C’est une des pièces chorégraphiques qui a le plus tourné dans le monde. Transports exceptionnels de la compagnie Beau Geste, installé sur l’Île-du-Roy à Léry, est un spectacle magique, poétique et magnifique, écrit par Dominique Boivin et interprété par Philippe Priasso. C’est un duo entre un danseur et une pelleteuse, entre un homme et une énorme machine qui peut, à tout moment, le broyer. Rien de cela dans Transports exceptionnels présenté samedi 22 juillet sur le parvis de la cathédrale à Rouen. Au contraire, chacun tente d’appréhender l’autre, de construire un dialogue émouvant. Entretien avec Philippe Priasso.

Vous tournez avec Transports exceptionnels depuis plus de dix ans. Avez-vous déjà ressenti une quelconque lassitude ?

Oh non, c’est impossible d’être lassé par un spectacle qui vous emmène dans le monde entier. Transports exceptionnels se réinvente à chaque représentation parce que je ne suis jamais confronté à la même machine, au même espace.

Est-ce que les lieux vous influencent ?

Non, ils ne m’influencent pas. C’est davantage le regard du public. C’est lui qui construit l’image du spectacle. Si on joue au milieu d’une cité, ça va dire autre chose que devant l’Opéra de Sydney en Australie.

Pensez-vous toujours que l’idée de Transports exceptionnels était complètement folle ?

Les idées sont toujours folles. Et celle-là particulièrement. Il n’y a que Dominique (Boivin, ndlr) dans le monde de la danse à avoir de telles idées. Au début, personne n’a cru en ce spectacle parce que cette idée était justement trop folle.

Comment appréhendez-vous la rencontre avec la machine avant chaque représentation ?

C’est vraiment une rencontre. La machine, il faut la respecter. C’est un être à part entière. A la première approche, on peut être surpris. Chaque engin a sa dynamique et donne ce que l’on n’attend pas forcément. A chaque fois, c’est incroyable.

Est-ce un duo ou un duel entre la pelleteuse et vous ?
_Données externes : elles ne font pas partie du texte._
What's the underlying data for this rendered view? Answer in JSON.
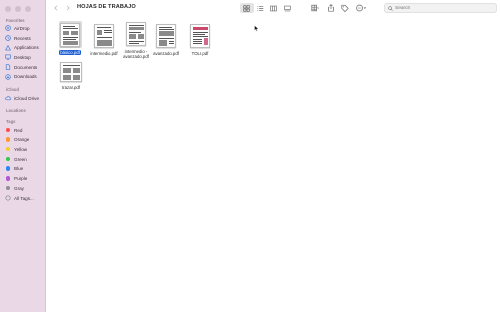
{
  "window": {
    "title": "HOJAS DE TRABAJO"
  },
  "search": {
    "placeholder": "Search"
  },
  "sidebar": {
    "favorites_title": "Favorites",
    "favorites": [
      {
        "label": "AirDrop",
        "icon": "airdrop-icon"
      },
      {
        "label": "Recents",
        "icon": "clock-icon"
      },
      {
        "label": "Applications",
        "icon": "applications-icon"
      },
      {
        "label": "Desktop",
        "icon": "desktop-icon"
      },
      {
        "label": "Documents",
        "icon": "document-icon"
      },
      {
        "label": "Downloads",
        "icon": "download-icon"
      }
    ],
    "icloud_title": "iCloud",
    "icloud": [
      {
        "label": "iCloud Drive",
        "icon": "cloud-icon"
      }
    ],
    "locations_title": "Locations",
    "tags_title": "Tags",
    "tags": [
      {
        "label": "Red",
        "color": "#ff4b4b"
      },
      {
        "label": "Orange",
        "color": "#ff9a2e"
      },
      {
        "label": "Yellow",
        "color": "#f5cc2a"
      },
      {
        "label": "Green",
        "color": "#33c84a"
      },
      {
        "label": "Blue",
        "color": "#2f86f6"
      },
      {
        "label": "Purple",
        "color": "#b157d6"
      },
      {
        "label": "Gray",
        "color": "#8e8e93"
      }
    ],
    "all_tags": "All Tags..."
  },
  "files": [
    {
      "name": "básico.pdf",
      "selected": true
    },
    {
      "name": "intermedio.pdf",
      "selected": false
    },
    {
      "name_line1": "intermedio -",
      "name_line2": "avanzado.pdf",
      "selected": false
    },
    {
      "name": "avanzado.pdf",
      "selected": false
    },
    {
      "name": "TOLI.pdf",
      "selected": false
    },
    {
      "name": "trazar.pdf",
      "selected": false
    }
  ],
  "colors": {
    "accent": "#1e5fd6",
    "sidebar_bg": "#ead8e7"
  }
}
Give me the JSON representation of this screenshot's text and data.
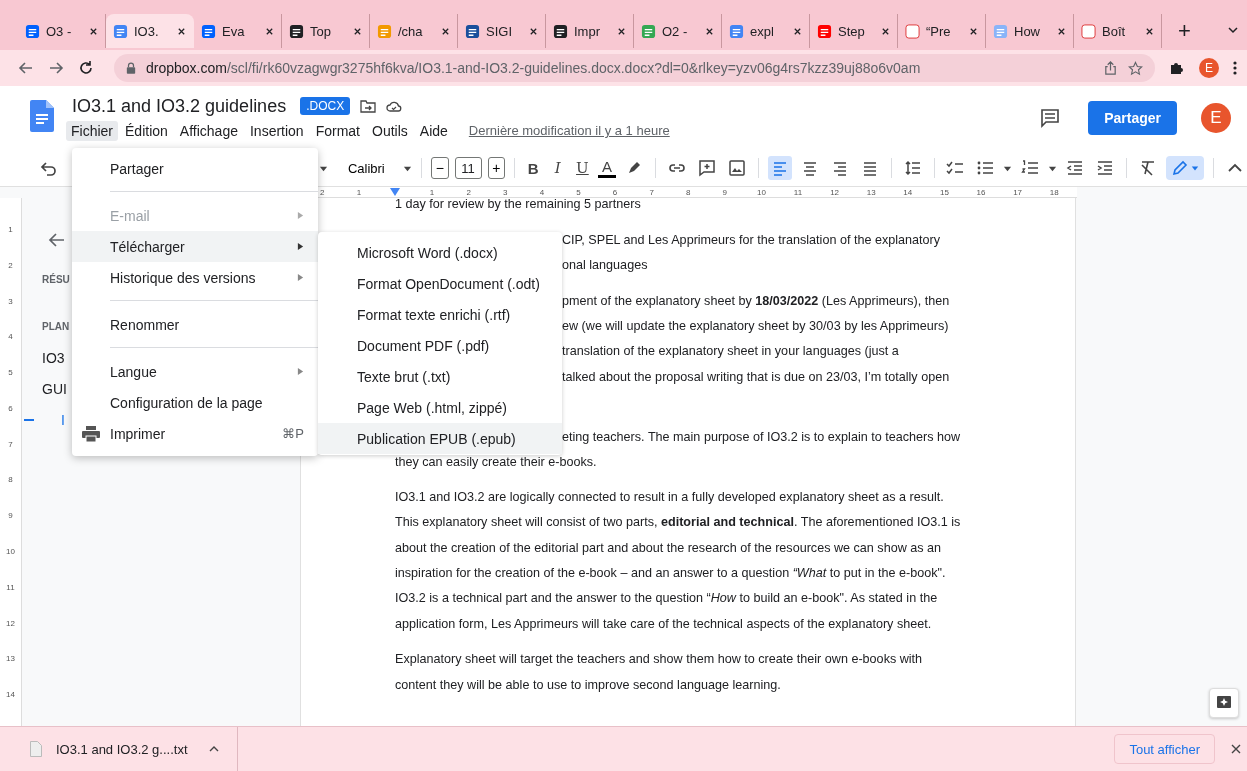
{
  "browser": {
    "tabs": [
      {
        "label": "O3 -",
        "selected": false
      },
      {
        "label": "IO3.",
        "selected": true
      },
      {
        "label": "Eva",
        "selected": false
      },
      {
        "label": "Top",
        "selected": false
      },
      {
        "label": "/cha",
        "selected": false
      },
      {
        "label": "SIGI",
        "selected": false
      },
      {
        "label": "Impr",
        "selected": false
      },
      {
        "label": "O2 -",
        "selected": false
      },
      {
        "label": "expl",
        "selected": false
      },
      {
        "label": "Step",
        "selected": false
      },
      {
        "label": "“Pre",
        "selected": false
      },
      {
        "label": "How",
        "selected": false
      },
      {
        "label": "Boît",
        "selected": false
      }
    ],
    "new_tab": "+",
    "url_host": "dropbox.com",
    "url_path": "/scl/fi/rk60vzagwgr3275hf6kva/IO3.1-and-IO3.2-guidelines.docx.docx?dl=0&rlkey=yzv06g4rs7kzz39uj88o6v0am",
    "profile": "E"
  },
  "doc": {
    "title": "IO3.1 and IO3.2 guidelines",
    "badge": ".DOCX",
    "menu": [
      {
        "label": "Fichier",
        "selected": true
      },
      {
        "label": "Édition",
        "selected": false
      },
      {
        "label": "Affichage",
        "selected": false
      },
      {
        "label": "Insertion",
        "selected": false
      },
      {
        "label": "Format",
        "selected": false
      },
      {
        "label": "Outils",
        "selected": false
      },
      {
        "label": "Aide",
        "selected": false
      }
    ],
    "last_edit": "Dernière modification il y a 1 heure",
    "share": "Partager",
    "avatar": "E"
  },
  "toolbar": {
    "font": "Calibri",
    "size_minus": "−",
    "font_size": "11",
    "size_plus": "+",
    "format": [
      {
        "label": "B",
        "kind": "bold"
      },
      {
        "label": "I",
        "kind": "italic"
      },
      {
        "label": "U",
        "kind": "underline"
      },
      {
        "label": "A",
        "kind": "color"
      }
    ],
    "align": [
      {
        "selected": true
      },
      {
        "selected": false
      },
      {
        "selected": false
      },
      {
        "selected": false
      }
    ],
    "pen": {
      "selected": true
    }
  },
  "ruler": {
    "h": [
      "2",
      "1",
      "1",
      "2",
      "3",
      "4",
      "5",
      "6",
      "7",
      "8",
      "9",
      "10",
      "11",
      "12",
      "13",
      "14",
      "15",
      "16",
      "17",
      "18"
    ],
    "v": [
      "1",
      "2",
      "3",
      "4",
      "5",
      "6",
      "7",
      "8",
      "9",
      "10",
      "11",
      "12",
      "13",
      "14"
    ]
  },
  "outline": [
    {
      "text": "RÉSU",
      "kind": "heading"
    },
    {
      "text": "PLAN",
      "kind": "heading"
    },
    {
      "text": "IO3",
      "kind": "item"
    },
    {
      "text": "GUI",
      "kind": "item"
    },
    {
      "text": "I",
      "kind": "current"
    }
  ],
  "file_menu": [
    {
      "kind": "item",
      "label": "Partager",
      "disabled": false,
      "selected": false
    },
    {
      "kind": "divider"
    },
    {
      "kind": "item",
      "label": "E-mail",
      "disabled": true,
      "selected": false,
      "submenu": true
    },
    {
      "kind": "item",
      "label": "Télécharger",
      "disabled": false,
      "selected": true,
      "submenu": true
    },
    {
      "kind": "item",
      "label": "Historique des versions",
      "disabled": false,
      "selected": false,
      "submenu": true
    },
    {
      "kind": "divider"
    },
    {
      "kind": "item",
      "label": "Renommer",
      "disabled": false,
      "selected": false
    },
    {
      "kind": "divider"
    },
    {
      "kind": "item",
      "label": "Langue",
      "disabled": false,
      "selected": false,
      "submenu": true
    },
    {
      "kind": "item",
      "label": "Configuration de la page",
      "disabled": false,
      "selected": false
    },
    {
      "kind": "print_item",
      "label": "Imprimer",
      "disabled": false,
      "selected": false,
      "shortcut": "⌘P"
    }
  ],
  "download_menu": [
    {
      "label": "Microsoft Word (.docx)",
      "selected": false
    },
    {
      "label": "Format OpenDocument (.odt)",
      "selected": false
    },
    {
      "label": "Format texte enrichi (.rtf)",
      "selected": false
    },
    {
      "label": "Document PDF (.pdf)",
      "selected": false
    },
    {
      "label": "Texte brut (.txt)",
      "selected": false
    },
    {
      "label": "Page Web (.html, zippé)",
      "selected": false
    },
    {
      "label": "Publication EPUB (.epub)",
      "selected": true
    }
  ],
  "paragraphs": [
    {
      "lines": [
        {
          "text": "1 day for review by the remaining 5 partners",
          "clipped": false
        }
      ]
    },
    {
      "lines": [
        {
          "text": "CIP, SPEL and Les Apprimeurs for the translation of the explanatory",
          "clipped": true
        },
        {
          "text": "onal languages",
          "clipped": true
        }
      ]
    },
    {
      "lines": [
        {
          "text": "pment of the explanatory sheet by **18/03/2022** (Les Apprimeurs), then",
          "clipped": true
        },
        {
          "text": "ew (we will update the explanatory sheet by 30/03 by les Apprimeurs)",
          "clipped": true
        },
        {
          "text": "translation of the explanatory sheet in your languages (just a",
          "clipped": true
        },
        {
          "text": "talked about the proposal writing that is due on 23/03, I’m totally open",
          "clipped": true
        }
      ]
    },
    {
      "lines": [
        {
          "text": "eting teachers. The main purpose of IO3.2 is to explain to teachers how",
          "clipped": true
        },
        {
          "text": "they can easily create their e-books.",
          "clipped": false
        }
      ]
    },
    {
      "lines": [
        {
          "text": "IO3.1 and IO3.2 are logically connected to result in a fully developed explanatory sheet as a result.",
          "clipped": false
        },
        {
          "text": "This explanatory sheet will consist of two parts, **editorial and technical**. The aforementioned IO3.1 is",
          "clipped": false
        },
        {
          "text": "about the creation of the editorial part and about the research of the resources we can show as an",
          "clipped": false
        },
        {
          "text": "inspiration for the creation of the e-book – and an answer to a question *“What* to put in the e-book\".",
          "clipped": false
        },
        {
          "text": "IO3.2 is a technical part and the answer to the question “*How* to build an e-book\". As stated in the",
          "clipped": false
        },
        {
          "text": "application form, Les Apprimeurs will take care of the technical aspects of the explanatory sheet.",
          "clipped": false
        }
      ]
    },
    {
      "lines": [
        {
          "text": "Explanatory sheet will target the teachers and show them how to create their own e-books with",
          "clipped": false
        },
        {
          "text": "content they will be able to use to improve second language learning.",
          "clipped": false
        }
      ]
    }
  ],
  "downloads": {
    "file": "IO3.1 and IO3.2 g....txt",
    "show_all": "Tout afficher"
  }
}
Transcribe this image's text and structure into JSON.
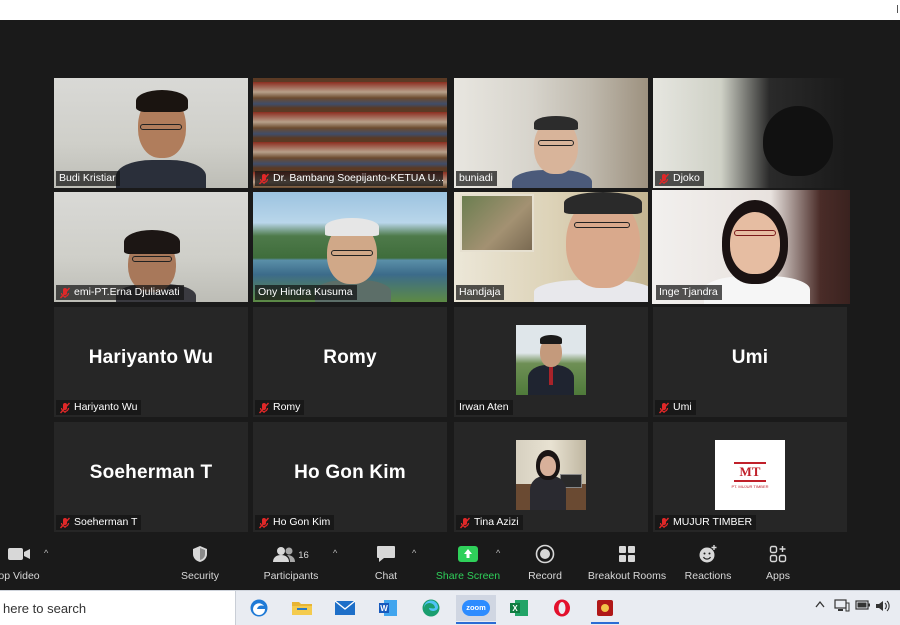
{
  "tiles": [
    {
      "name": "Budi Kristiar",
      "muted": false,
      "video": true
    },
    {
      "name": "Dr. Bambang Soepijanto-KETUA U...",
      "muted": true,
      "video": true
    },
    {
      "name": "buniadi",
      "muted": false,
      "video": true
    },
    {
      "name": "Djoko",
      "muted": true,
      "video": true
    },
    {
      "name": "emi-PT.Erna Djuliawati",
      "muted": true,
      "video": true
    },
    {
      "name": "Ony Hindra Kusuma",
      "muted": false,
      "video": true
    },
    {
      "name": "Handjaja",
      "muted": false,
      "video": true
    },
    {
      "name": "Inge Tjandra",
      "muted": false,
      "video": true,
      "active_speaker": true
    },
    {
      "name": "Hariyanto Wu",
      "muted": true,
      "video": false,
      "display_name": "Hariyanto Wu"
    },
    {
      "name": "Romy",
      "muted": true,
      "video": false,
      "display_name": "Romy"
    },
    {
      "name": "Irwan Aten",
      "muted": false,
      "video": false,
      "profile_picture": true
    },
    {
      "name": "Umi",
      "muted": true,
      "video": false,
      "display_name": "Umi"
    },
    {
      "name": "Soeherman T",
      "muted": true,
      "video": false,
      "display_name": "Soeherman T"
    },
    {
      "name": "Ho Gon Kim",
      "muted": true,
      "video": false,
      "display_name": "Ho Gon Kim"
    },
    {
      "name": "Tina Azizi",
      "muted": true,
      "video": false,
      "profile_picture": true
    },
    {
      "name": "MUJUR TIMBER",
      "muted": true,
      "video": false,
      "profile_picture": true,
      "logo_text": "MT",
      "logo_subtext": "PT. MUJUR TIMBER"
    }
  ],
  "toolbar": {
    "stop_video": "op Video",
    "security": "Security",
    "participants": "Participants",
    "participants_count": "16",
    "chat": "Chat",
    "share_screen": "Share Screen",
    "record": "Record",
    "breakout_rooms": "Breakout Rooms",
    "reactions": "Reactions",
    "apps": "Apps"
  },
  "taskbar": {
    "search_placeholder": "here to search",
    "apps": [
      "edge-legacy-icon",
      "file-explorer-icon",
      "mail-icon",
      "word-icon",
      "edge-icon",
      "zoom-icon",
      "excel-icon",
      "opera-icon",
      "game-icon"
    ],
    "zoom_label": "zoom"
  },
  "colors": {
    "meeting_bg": "#1a1a1a",
    "tile_bg": "#262626",
    "active_outline": "#c9e06a",
    "mute_red": "#e02828",
    "share_green": "#2fd05a"
  }
}
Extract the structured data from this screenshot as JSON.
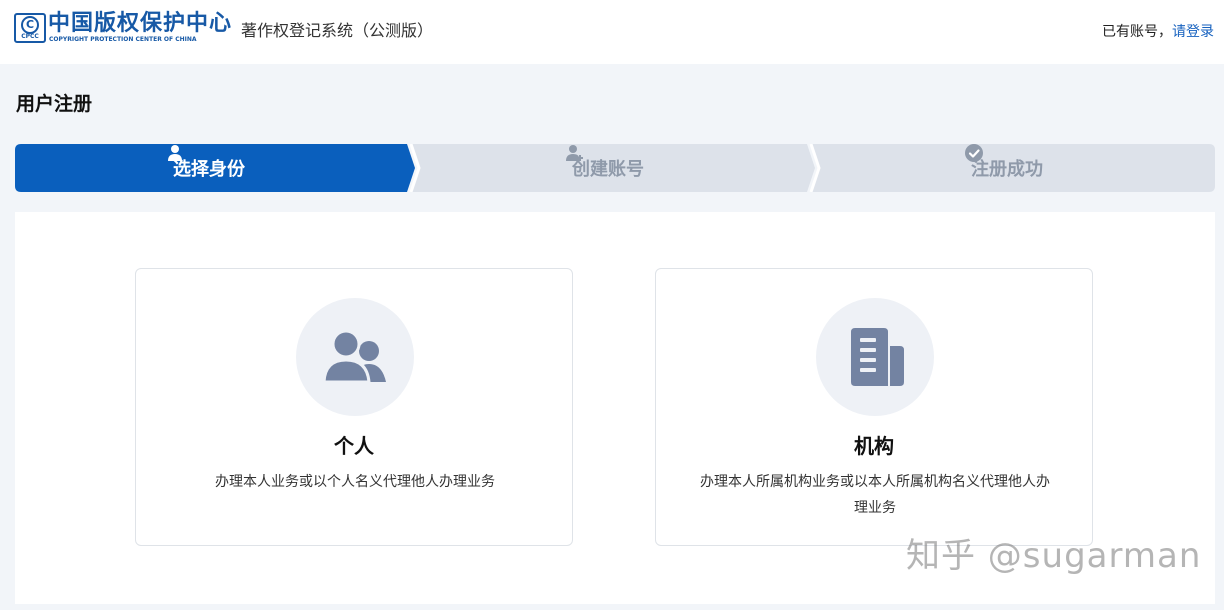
{
  "header": {
    "logo": {
      "mark_letter": "C",
      "mark_sub": "CPCC",
      "name_cn": "中国版权保护中心",
      "name_en": "COPYRIGHT PROTECTION CENTER OF CHINA"
    },
    "system_title": "著作权登记系统（公测版）",
    "login_prompt": "已有账号，",
    "login_link": "请登录"
  },
  "page_title": "用户注册",
  "steps": [
    {
      "label": "选择身份",
      "icon": "user-icon",
      "active": true
    },
    {
      "label": "创建账号",
      "icon": "user-add-icon",
      "active": false
    },
    {
      "label": "注册成功",
      "icon": "check-circle-icon",
      "active": false
    }
  ],
  "cards": [
    {
      "title": "个人",
      "description": "办理本人业务或以个人名义代理他人办理业务",
      "icon": "users-icon"
    },
    {
      "title": "机构",
      "description": "办理本人所属机构业务或以本人所属机构名义代理他人办理业务",
      "icon": "building-document-icon"
    }
  ],
  "watermark": "知乎 @sugarman",
  "colors": {
    "primary": "#0a5fbd",
    "step_inactive_bg": "#dde2ea",
    "page_bg": "#f2f5f9",
    "icon_fill": "#7383a2",
    "link": "#1762bf"
  }
}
C’est un duo et j’ai toujours vu ce spectacle de cette manière. Transports exceptionnels reste un dialogue avec une machine même si celle-ci perd son statut de machine. Ce qui permet au public de se reconnaître ou d’être amené à se projeter dans une relation assez improbable mais forte. Je me souviens avoir rencontré à Marseille un spectateur en pleurs à la fin. Il venait de vivre une rupture et Transports exceptionnels l’avait remis dans une relation. Pour moi, c’est toujours étonnant de voir le côté universel de ce spectacle.

Est-ce un jeu de séduction ?

Non. Il y a une complicité entre la machine et moi, un dialogue fort. Je suis danseur et je joue avec le regard. Je suis comme un marionnettiste qui renvoie au public l’image de sa marionnette. Quand je danse, je fais attention aux appuis, à la profondeur du mouvement. Je dois remplir le mouvement.

Dans ce spectacle, êtes-vous aussi un acrobate ?

Non, l’acrobatie peut être un moyen. Je ne fais pas de performance. Je ne cherche pas à flamber. Je veux juste montrer une relation. C’est vrai que la pelleteuse m’emmène à 5 ou 6 mètres de haut. C’est King Kong qui vous prend par la main…

 

  • Samedi 22 juillet à 18 heures et 20h30 place de la Cathédrale à Rouen.